Here I am instructing the gcc that invoke the compiler tool. The " -S " flag  instructs the gcc to invoke the compiler tool and take the add1.i as the input for the compiler. The compiler will now process the add1.i  pre-processed file and convert it into an assembly instructions . The assembly code will be pushed into a file called " add2.s ". This file is the container of the assembly code and has an extension " .s " which indicates that the file contains the assembly code inside the file.

check out the below screenshots:
  This means that in my temp directory I have the source code file add.c and the pre-processed output add1.c. Now lets invoke the compiler and convert the add1.i into an assembly instruction set add2.s

 Now I want you to clearly observe the above screen shot. I have executed the command to perform the second phase of the compilation and then executed a command to display the list of files in my directory. Now I have three file, add2.s is now added to the directory temp.

The add2.s is the assembly output given by the gcc. Lets use the " -v " flag to get the verbose output and know exactly the approach of the compiler tool.

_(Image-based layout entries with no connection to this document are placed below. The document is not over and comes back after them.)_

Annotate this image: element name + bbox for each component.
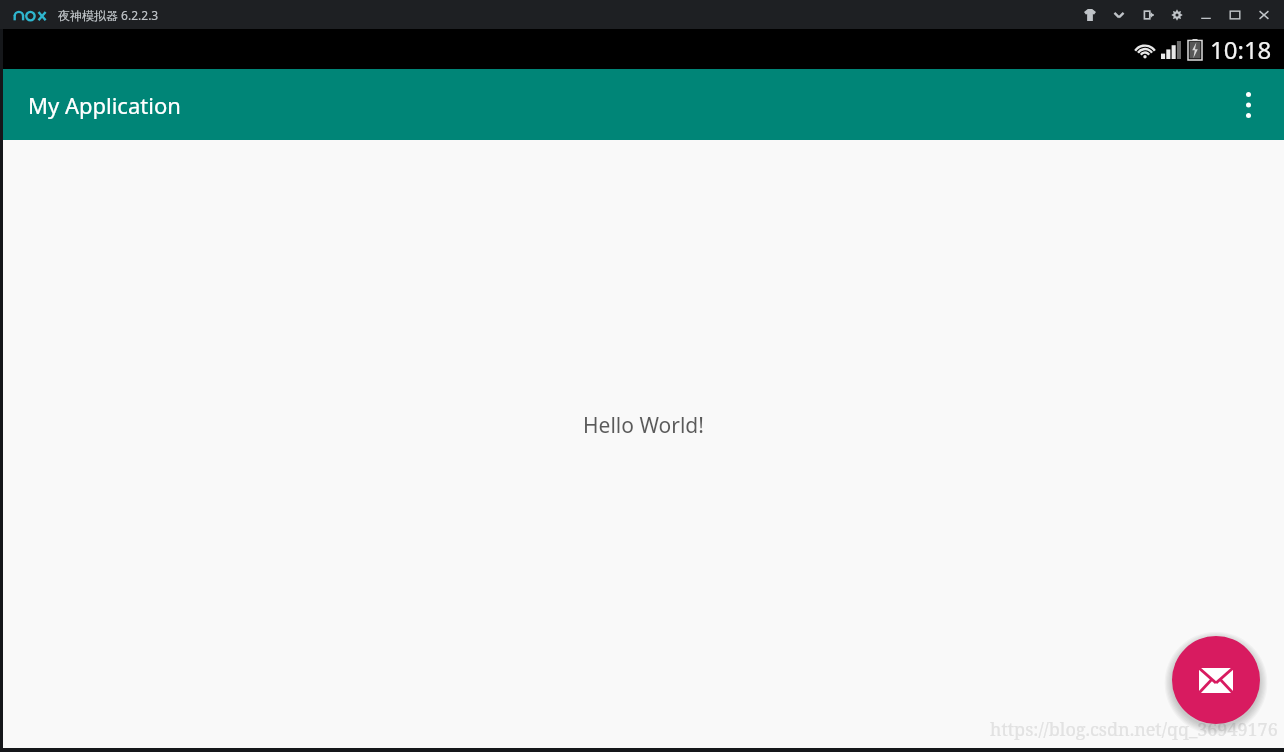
staticText: Hello World!: [583, 411, 704, 440]
button[interactable]: Settings: [1162, 0, 1191, 29]
button[interactable]: More: [1104, 0, 1133, 29]
button[interactable]: Close: [1249, 0, 1278, 29]
button[interactable]: Skin: [1075, 0, 1104, 29]
staticText: https://blog.csdn.net/qq_36949176: [990, 717, 1278, 742]
staticText: My Application: [28, 90, 181, 120]
button[interactable]: More options: [1224, 81, 1272, 129]
button[interactable]: Maximize: [1220, 0, 1249, 29]
button[interactable]: Compose email: [1172, 636, 1260, 724]
button[interactable]: Minimize: [1191, 0, 1220, 29]
staticText: 夜神模拟器 6.2.2.3: [58, 7, 159, 23]
button[interactable]: Pin: [1133, 0, 1162, 29]
staticText: 10:18: [1210, 33, 1272, 66]
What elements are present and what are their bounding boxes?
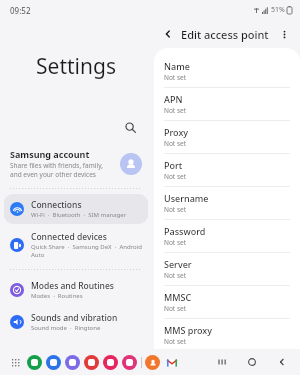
staticText: MMS proxy xyxy=(164,324,212,336)
staticText: Server xyxy=(164,258,192,270)
staticText: Port xyxy=(164,159,183,171)
button[interactable]: Name xyxy=(154,55,300,87)
button[interactable]: Proxy xyxy=(154,121,300,153)
staticText: MMSC xyxy=(164,291,192,303)
staticText: Not set xyxy=(164,73,187,82)
button[interactable]: Username xyxy=(154,187,300,219)
staticText: Sound mode · Ringtone xyxy=(31,324,101,332)
button[interactable]: App xyxy=(122,355,137,370)
button[interactable]: App xyxy=(65,355,80,370)
staticText: Share files with friends, family, and ev… xyxy=(10,161,114,179)
staticText: Not set xyxy=(164,205,187,214)
staticText: Not set xyxy=(164,172,187,181)
button[interactable]: Connected devices xyxy=(4,226,148,264)
button[interactable]: Samsung account xyxy=(0,143,152,184)
staticText: 09:52 xyxy=(10,5,31,16)
staticText: Connected devices xyxy=(31,231,107,243)
staticText: Modes and Routines xyxy=(31,280,114,292)
staticText: Wi-Fi · Bluetooth · SIM manager xyxy=(31,211,127,219)
staticText: Modes · Routines xyxy=(31,292,83,300)
button[interactable]: Back xyxy=(160,26,176,42)
button[interactable]: App xyxy=(103,355,118,370)
staticText: Quick Share · Samsung DeX · Android Auto xyxy=(31,243,142,259)
button[interactable]: More options xyxy=(276,26,292,42)
button[interactable]: Server xyxy=(154,253,300,285)
button[interactable]: App xyxy=(46,355,61,370)
staticText: 51% xyxy=(271,5,285,15)
button[interactable]: Connections xyxy=(4,194,148,224)
button[interactable]: Password xyxy=(154,220,300,252)
staticText: Password xyxy=(164,225,206,237)
staticText: Not set xyxy=(164,337,187,344)
button[interactable]: Contacts xyxy=(145,355,160,370)
staticText: Proxy xyxy=(164,126,189,138)
button[interactable]: All apps xyxy=(8,355,22,369)
button[interactable]: APN xyxy=(154,88,300,120)
staticText: Not set xyxy=(164,238,187,247)
button[interactable]: Modes and Routines xyxy=(4,275,148,305)
button[interactable]: Back xyxy=(274,354,290,370)
staticText: Connections xyxy=(31,199,82,211)
staticText: Not set xyxy=(164,106,187,115)
button[interactable]: Home xyxy=(244,354,260,370)
staticText: Samsung account xyxy=(10,148,90,160)
staticText: Settings xyxy=(0,52,152,81)
button[interactable]: Port xyxy=(154,154,300,186)
button[interactable]: Recents xyxy=(214,354,230,370)
staticText: Not set xyxy=(164,304,187,313)
staticText: Name xyxy=(164,60,190,72)
button[interactable]: Sounds and vibration xyxy=(4,307,148,337)
button[interactable]: App xyxy=(27,355,42,370)
staticText: Not set xyxy=(164,139,187,148)
button[interactable]: MMSC xyxy=(154,286,300,318)
staticText: Edit access point xyxy=(181,27,276,42)
staticText: APN xyxy=(164,93,183,105)
button[interactable]: Gmail xyxy=(165,356,178,369)
staticText: Sounds and vibration xyxy=(31,312,118,324)
staticText: Username xyxy=(164,192,209,204)
button[interactable]: Search xyxy=(120,117,140,137)
staticText: Not set xyxy=(164,271,187,280)
button[interactable]: MMS proxy xyxy=(154,319,300,349)
button[interactable]: App xyxy=(84,355,99,370)
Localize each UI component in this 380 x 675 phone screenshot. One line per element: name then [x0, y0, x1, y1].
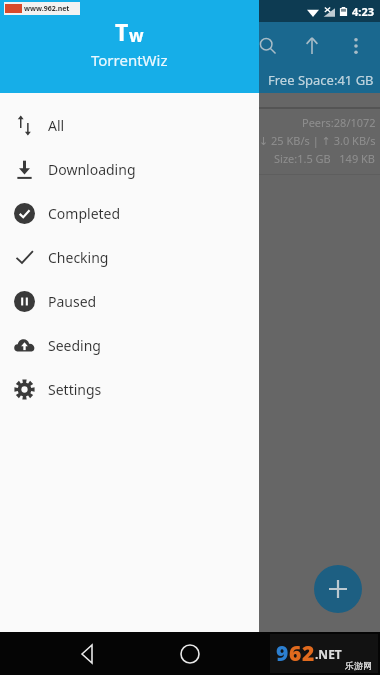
button[interactable]: Search	[252, 30, 284, 62]
button[interactable]: Back	[68, 634, 108, 674]
staticText: ↓ 25 KB/s | ↑ 3.0 KB/s	[259, 133, 376, 148]
staticText: Completed	[48, 204, 121, 223]
staticText: Size:1.5 GB 149 KB	[274, 151, 376, 166]
button[interactable]: Seeding	[0, 323, 259, 367]
staticText: Free Space:41 GB	[268, 71, 374, 89]
staticText: Paused	[48, 292, 97, 311]
staticText: 2	[302, 639, 315, 668]
staticText: Checking	[48, 248, 109, 267]
staticText: All	[48, 116, 65, 135]
staticText: Peers:28/1072	[302, 115, 376, 130]
staticText: Settings	[48, 380, 102, 399]
staticText: Seeding	[48, 336, 101, 355]
button[interactable]: Add torrent	[314, 565, 362, 613]
button[interactable]: Home	[170, 634, 210, 674]
button[interactable]: Checking	[0, 235, 259, 279]
staticText: www.962.net	[24, 4, 70, 14]
staticText: TorrentWiz	[91, 50, 168, 70]
button[interactable]: Paused	[0, 279, 259, 323]
button[interactable]: Settings	[0, 367, 259, 411]
button[interactable]: More options	[340, 30, 372, 62]
staticText: w	[129, 24, 144, 47]
staticText: 6	[289, 639, 302, 668]
button[interactable]: Sort ascending	[296, 30, 328, 62]
staticText: 乐游网	[345, 660, 372, 671]
button[interactable]: Completed	[0, 191, 259, 235]
button[interactable]: Downloading	[0, 147, 259, 191]
staticText: 4:23	[352, 4, 374, 19]
staticText: T	[115, 16, 129, 47]
button[interactable]: All	[0, 103, 259, 147]
staticText: 9	[276, 639, 289, 668]
staticText: Downloading	[48, 160, 136, 179]
staticText: .NET	[315, 646, 342, 662]
button[interactable]: T	[0, 0, 259, 93]
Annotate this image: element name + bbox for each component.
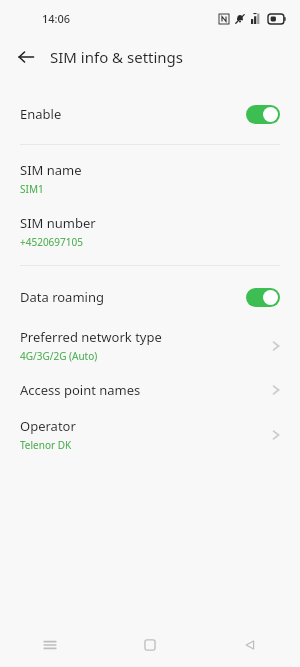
staticText: Access point names bbox=[20, 381, 272, 399]
button[interactable]: Enable bbox=[0, 92, 300, 136]
button[interactable]: Recent apps bbox=[0, 623, 100, 667]
staticText: SIM info & settings bbox=[50, 47, 184, 67]
staticText: +4520697105 bbox=[20, 235, 83, 249]
staticText: 4G/3G/2G (Auto) bbox=[20, 349, 98, 363]
button[interactable]: Data roaming bbox=[0, 276, 300, 318]
button[interactable]: Back bbox=[200, 623, 300, 667]
staticText: 14:06 bbox=[42, 11, 71, 26]
button[interactable]: Operator bbox=[0, 415, 300, 454]
staticText: SIM number bbox=[20, 214, 96, 232]
staticText: Operator bbox=[20, 417, 76, 435]
button[interactable]: Preferred network type bbox=[0, 326, 300, 365]
staticText: Data roaming bbox=[20, 288, 246, 306]
button[interactable]: Back bbox=[10, 41, 42, 73]
button[interactable]: SIM number bbox=[0, 212, 300, 251]
staticText: Preferred network type bbox=[20, 328, 162, 346]
button[interactable]: Access point names bbox=[0, 379, 300, 401]
staticText: SIM name bbox=[20, 161, 82, 179]
button[interactable]: Home bbox=[100, 623, 200, 667]
button[interactable]: SIM name bbox=[0, 159, 300, 198]
staticText: Enable bbox=[20, 105, 246, 123]
staticText: Telenor DK bbox=[20, 438, 72, 452]
staticText: SIM1 bbox=[20, 182, 44, 196]
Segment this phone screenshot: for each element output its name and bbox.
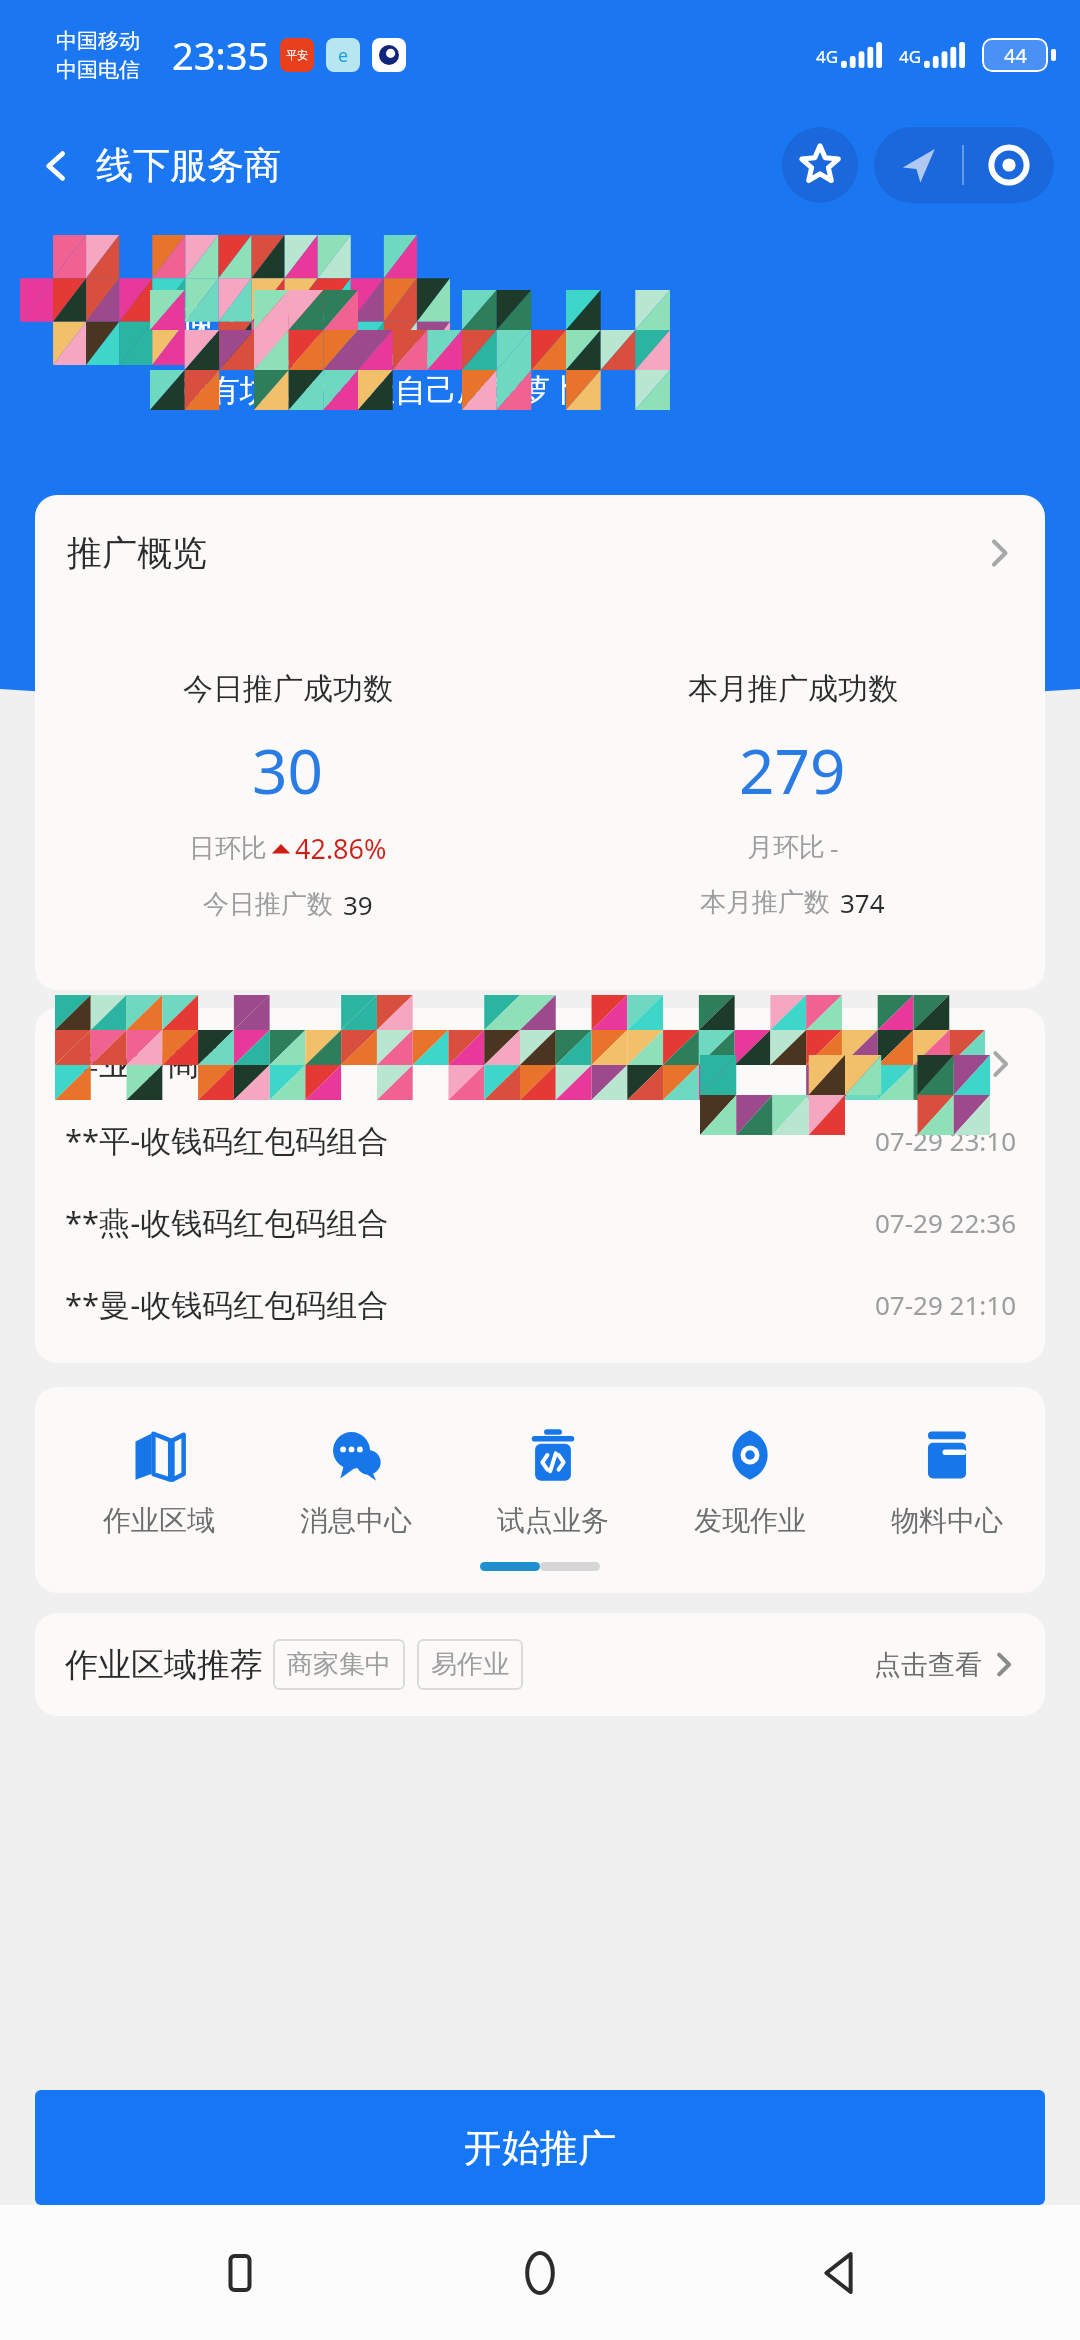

command:    gcc  -S  -v  app1.i  -o  app2.s

When I execute the above command it will display the approach taken by the compiler tool to generate the assembly instructions.


 After executing the above command we will get an output like this.


What the Gcc does is initially it will read a file called " specs " which we can refer as the specifications. This file is automatically installed when the Ubuntu is installed. It tells the compiler where to look and what to look for. The next step is the target. Gcc will check  for which platform it is generating the code. Here in my machine its showing  " Target: i686-linux-gnu "

After this step there will be some verifications and validation performed by the gcc and the gcc will look for the options or flags or switches we have provided to it. 

COLLECT_GCC_OPTIONS='-S' '-v' '-o' 'add2.s' '-mtune=generic' '-march=i686'

The additional flags which are required will be provided by the gcc itself.

Observe carefully the below screen shot.
 
 
gcc will now call the tool called " cc1". cc1 is the tool which will compile the pre-processed code into an assembly code. The tool cc1 will perform both the pre-processing as well as the compiler operations. The operation it needs to perform will depend on the flag we provide to it. If we give the  
" -E " flag, cc1 will perform the pre-processing and if we give the " -S " flag, cc1 will act as a compiler. One more important thing we need to observe is that its showing that the file is already pre-processed. I have clearly highlighted it. 
                                                     
                                                            The next step it does is it will load all the dependent components and will convert the per-processed code into an assembly code.

LETS OPEN THE ASSEMBLY FILE add2.s

file is a command we can use to determine the type of file. The syntax is very simple file <<filename>>

Its showing that the add2.s is an ASCII PROGRAM TEXT, which means that it can be opened using normal text editors. We will use the Vim editor to open the file.. (SYNTAX   VIM  <<FILENAME>>)

 The assembly instruction the gcc generates is specific to the architecture. My machine is using the x86 architecture hence gcc will generate the assembly output for my specific architecture. If we use any other architecture then the gcc will generate the assembly for that specific architecture. 

                                                The reason why the assembly output is architecture specific is because all the architectures may or may not have the same set of registers and same number of registers. The processor will only understand its specific instruction set. The registers in arm architecture and the x86 will be different. Hence the compiler will generate the assembly code specific to the architecture. 

Observe the assembly output carefully. You can find the main function as 
" main: ".
At this point it will be difficult for you to follow and understand the assembly code if you are new to this. I will write an article in future on how to understand the assembly code.